Israel News

Time for some answers from United Church of Christ on Pilgrim Press

Jesus. In “Whose Land? Whose Promise? What Christians Are Not Being Told About Israel and the Palestinians,” Rev. Dr. Gary Burge's message is that Jews are not entitled to live in the land of Israel because they have rejected Jesus as their messiah, writes columnist Dexter Van Zile. Credit: Wikimedia Commons.
Jesus. In “Whose Land? Whose Promise? What Christians Are Not Being Told About Israel and the Palestinians,” Rev. Dr. Gary Burge's message is that Jews are not entitled to live in the land of Israel because they have rejected Jesus as their messiah, writes columnist Dexter Van Zile. Credit: Wikimedia Commons.

The Pilgrim Press—the publishing house of the United Church of Christ, a liberal Protestant denomination headquartered in Ohio—has a stockpile of misinformation and anti-Jewish contempt in its warehouse in Cleveland. It comes in the form of its most recent printing of “Whose Land? Whose Promise? What Christians Are Not Being Told about Israel and the Palestinians,” by Rev. Dr. Gary Burge, a professor at Wheaton College in Illinois.

This book, which is now in its second edition, depicts Jews as unworthy of living in the land of Israel. Citing John 15:6, Burge writes in the book’s second edition, “Branches that attempt living in the land… which refused to be attached to Jesus will be removed.” In the first edition, Burge was much harsher, stating that these branches would be “cast out and burned,” but in both editions, the author’s message is clear: Jews are not entitled to live in the land of Israel because they have rejected Jesus as their messiah.

Burge does more than invoke scripture to portray Jews as unworthy of living in their historical homeland. He also used misinformation—lots of it—to portray the modern Jewish state as an unworthy tenant in the land of Israel. In an attempt to prove that Israel is an apartheid state, Burge asserts falsely states that Jews and Arabs renew their drivers’ licenses on different days of the month, when in fact, they renew them on their birthdays.

He also falsely suggests that Israel’s Orthodox rabbis prohibit children of Jewish mothers who have converted to Christianity from claiming Israeli citizenship, when in fact, Israel’s Law of Return allows anyone with one Jewish grandparent (who has not themselves converted to a non-Jewish religion) to claim Israeli citizenship. He also states falsely that Israeli policy prohibits the construction of new wells in the West Bank, when in fact, permits for more than 70 such wells have been approved for Palestinian use in recent years. Furthermore, he falsely reports that visitors to Israel will see a security barrier “surrounding a city like Bethlehem.” The barrier does not surround the city.

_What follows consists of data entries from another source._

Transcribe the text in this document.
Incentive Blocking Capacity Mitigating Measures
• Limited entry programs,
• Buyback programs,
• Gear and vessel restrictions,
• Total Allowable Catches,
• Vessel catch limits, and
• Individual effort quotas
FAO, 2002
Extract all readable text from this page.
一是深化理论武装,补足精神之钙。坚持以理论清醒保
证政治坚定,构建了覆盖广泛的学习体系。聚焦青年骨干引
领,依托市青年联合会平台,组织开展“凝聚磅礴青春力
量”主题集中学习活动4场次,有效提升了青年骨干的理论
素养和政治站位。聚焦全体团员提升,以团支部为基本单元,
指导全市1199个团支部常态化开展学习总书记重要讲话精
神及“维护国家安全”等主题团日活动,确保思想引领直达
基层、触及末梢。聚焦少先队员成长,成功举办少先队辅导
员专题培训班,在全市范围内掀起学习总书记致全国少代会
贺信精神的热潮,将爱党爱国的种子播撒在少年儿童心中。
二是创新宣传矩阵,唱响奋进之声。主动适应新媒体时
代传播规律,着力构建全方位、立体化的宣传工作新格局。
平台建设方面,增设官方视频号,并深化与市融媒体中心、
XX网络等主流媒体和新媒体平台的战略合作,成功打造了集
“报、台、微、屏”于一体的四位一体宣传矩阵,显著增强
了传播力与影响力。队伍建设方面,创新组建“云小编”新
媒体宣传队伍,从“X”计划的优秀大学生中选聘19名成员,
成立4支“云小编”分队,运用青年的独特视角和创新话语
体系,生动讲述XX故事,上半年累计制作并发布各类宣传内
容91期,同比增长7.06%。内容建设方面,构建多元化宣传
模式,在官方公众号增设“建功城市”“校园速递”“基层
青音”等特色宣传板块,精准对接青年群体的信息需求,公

And in an effort to portray Israelis as intransigent, Burge reports (without citation) that “in polling, Israelis consistently reject” the option of a two-state solution. Surveys conducted in 2009, 2010, 2011, 2012, and 2013 by the Harry S. Truman Research Institute For the Advancement of Peace and the Palestinian Center for Policy and Survey Research all report that a majority of Israelis support a two-state solution.

Burge also reports that Palestinian Christians “claim that they are reliving for the first time in history the conditions of the first century church, in which a Christian minority is suffering under the rule of a Jewish majority.” This is an ugly rehearsal classical anti-Judaism that ignores one important fact: Israel is the one country in the Middle East where the indigenous population of Christians has increased in the last several decades.

The Statistical Abstract of Israel reports that in 1949, there were approximately 34,000 Christians living in Israel. The vast majority of these people were Arab Christians. At the end of 2011, there were approximately, 125,000 Arab Christians living in Israel. This is a striking anomaly in a region where Christians have being driven from their homes in huge numbers from Iraq and Syria and are regular targets of violence in Egypt. It is Muslim extremists, not Jews who oppress Christians in the Middle East.

These are only some of factual misstatements and distortions Burge offers in his text, but they are enough to demonstrate that the author is indifferent to facts when he writes about modern state of Israel. But this hasn’t stopped Pilgrim Press from publishing two editions of this book, one in 2003 and another last November.

Why has Pilgrim Press published such a dishonest text? This is the question that the Jewish community should be posing to United Church of Christ ministers and their congregations throughout the U.S. Jews and their community leaders have every right to ask for—and receive—an explanation as to why the denomination, which owns Pilgrim Press, is profiting from the defamation of the Jewish homeland.

It’s time for some answers.

Dexter Van Zile is Christian Media Analyst for the Committee for Accuracy in Middle East Reporting in America (CAMERA).